Анни в который раз мысленно поразилась удивительной наблюдательности этой женщины, ставшей за эти несколько месяцев не только ее наперсницей и наставницей в работе, но и другом. Лгать было бессмысленно, поэтому она лишь тяжело вздохнула и, чуть улыбнувшись, кивнула головой.
– Да, вы правы. Как всегда.
Улыбка сошла с лица Жермен, и оно приняло серьезное, даже строгое выражение.
– Не хочешь рассказать мне об этом? – тихо предложила она. – Тебе станет легче.
С минуту Анни молча смотрела куда-то вдаль странным отсутствующим взглядом, словно прислушиваясь к чему-то внутри, а затем длинные ресницы опустились, скрывая ее глаза, и она медленно покачала головой.
– Нет. Может быть, когда-нибудь потом. В другой раз. Когда это будет не так больно. Но не сейчас. Я едва справилась и только-только начала налаживать свою жизнь. Я не хочу сейчас вспоминать об этом. Простите, Жермен, но не сейчас.
Жермен долго смотрела на нее печальным серьезным взглядом немало повидавшей в жизни и умудренной опытом женщины, а затем тряхнула головой и улыбнулась прежней беззаботной и радостной улыбкой истинной парижанки.
– Это вы меня простите, дорогая.

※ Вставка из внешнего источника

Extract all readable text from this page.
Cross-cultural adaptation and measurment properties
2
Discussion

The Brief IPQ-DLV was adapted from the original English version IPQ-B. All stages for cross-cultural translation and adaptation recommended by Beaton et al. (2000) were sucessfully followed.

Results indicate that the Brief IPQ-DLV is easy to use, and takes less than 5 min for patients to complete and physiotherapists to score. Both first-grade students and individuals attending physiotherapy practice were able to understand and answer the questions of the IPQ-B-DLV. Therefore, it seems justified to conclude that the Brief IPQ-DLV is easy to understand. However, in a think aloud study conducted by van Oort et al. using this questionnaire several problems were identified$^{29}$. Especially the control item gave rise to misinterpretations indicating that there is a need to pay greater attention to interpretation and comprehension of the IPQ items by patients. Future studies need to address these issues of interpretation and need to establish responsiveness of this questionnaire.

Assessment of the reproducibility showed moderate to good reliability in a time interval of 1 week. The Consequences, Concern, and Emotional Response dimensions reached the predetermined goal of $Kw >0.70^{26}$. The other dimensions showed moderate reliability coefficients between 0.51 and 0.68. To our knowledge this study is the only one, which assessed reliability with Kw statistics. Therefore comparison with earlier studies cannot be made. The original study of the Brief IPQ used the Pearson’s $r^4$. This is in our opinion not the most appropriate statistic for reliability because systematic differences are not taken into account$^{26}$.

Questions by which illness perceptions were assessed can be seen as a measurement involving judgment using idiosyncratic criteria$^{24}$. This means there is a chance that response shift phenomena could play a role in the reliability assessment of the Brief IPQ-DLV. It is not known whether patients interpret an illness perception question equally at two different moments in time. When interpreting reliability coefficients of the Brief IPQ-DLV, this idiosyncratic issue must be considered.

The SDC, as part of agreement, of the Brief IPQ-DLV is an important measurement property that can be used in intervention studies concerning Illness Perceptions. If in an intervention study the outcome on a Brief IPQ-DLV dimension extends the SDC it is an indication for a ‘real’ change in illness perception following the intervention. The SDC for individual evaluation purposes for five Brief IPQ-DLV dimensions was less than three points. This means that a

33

Я не имею никакого права задавать вам столь личные вопросы. Это было грубо и бестактно. Нет, хуже – бесцеремонно! Примите мои глубочайшие извинения, милочка, – она посмотрела в раскинувшееся над ними ярко-синее небо. – Посмотри-ка, как светит солнце. Такая погода – редкость для этого времени года, а уж тем более для нашего громоздкого запыленного Нью-Йорка. В такой прекрасный день грех предаваться печали и унынию. Улыбнитесь, моя милая. Все пройдет, поверьте мне. Беды и печали прошлого канут в небытие, словно дурной сон. И однажды вы проснетесь и поймете, что все прошло. И вы вновь почувствуете теплые лучи солнца, ласковое прикосновение ветра, увидите таинственно-непостижимое сияние звезд… и улыбнетесь. Улыбнетесь легко и беззаботно, словно ничего и не было. Так уж устроена наша жизнь. И это к лучшему! – закончила Жермен таким твердым и беззаботным тоном, словно писатель, ставящий последнюю точку в наконец-то законченной новой книге.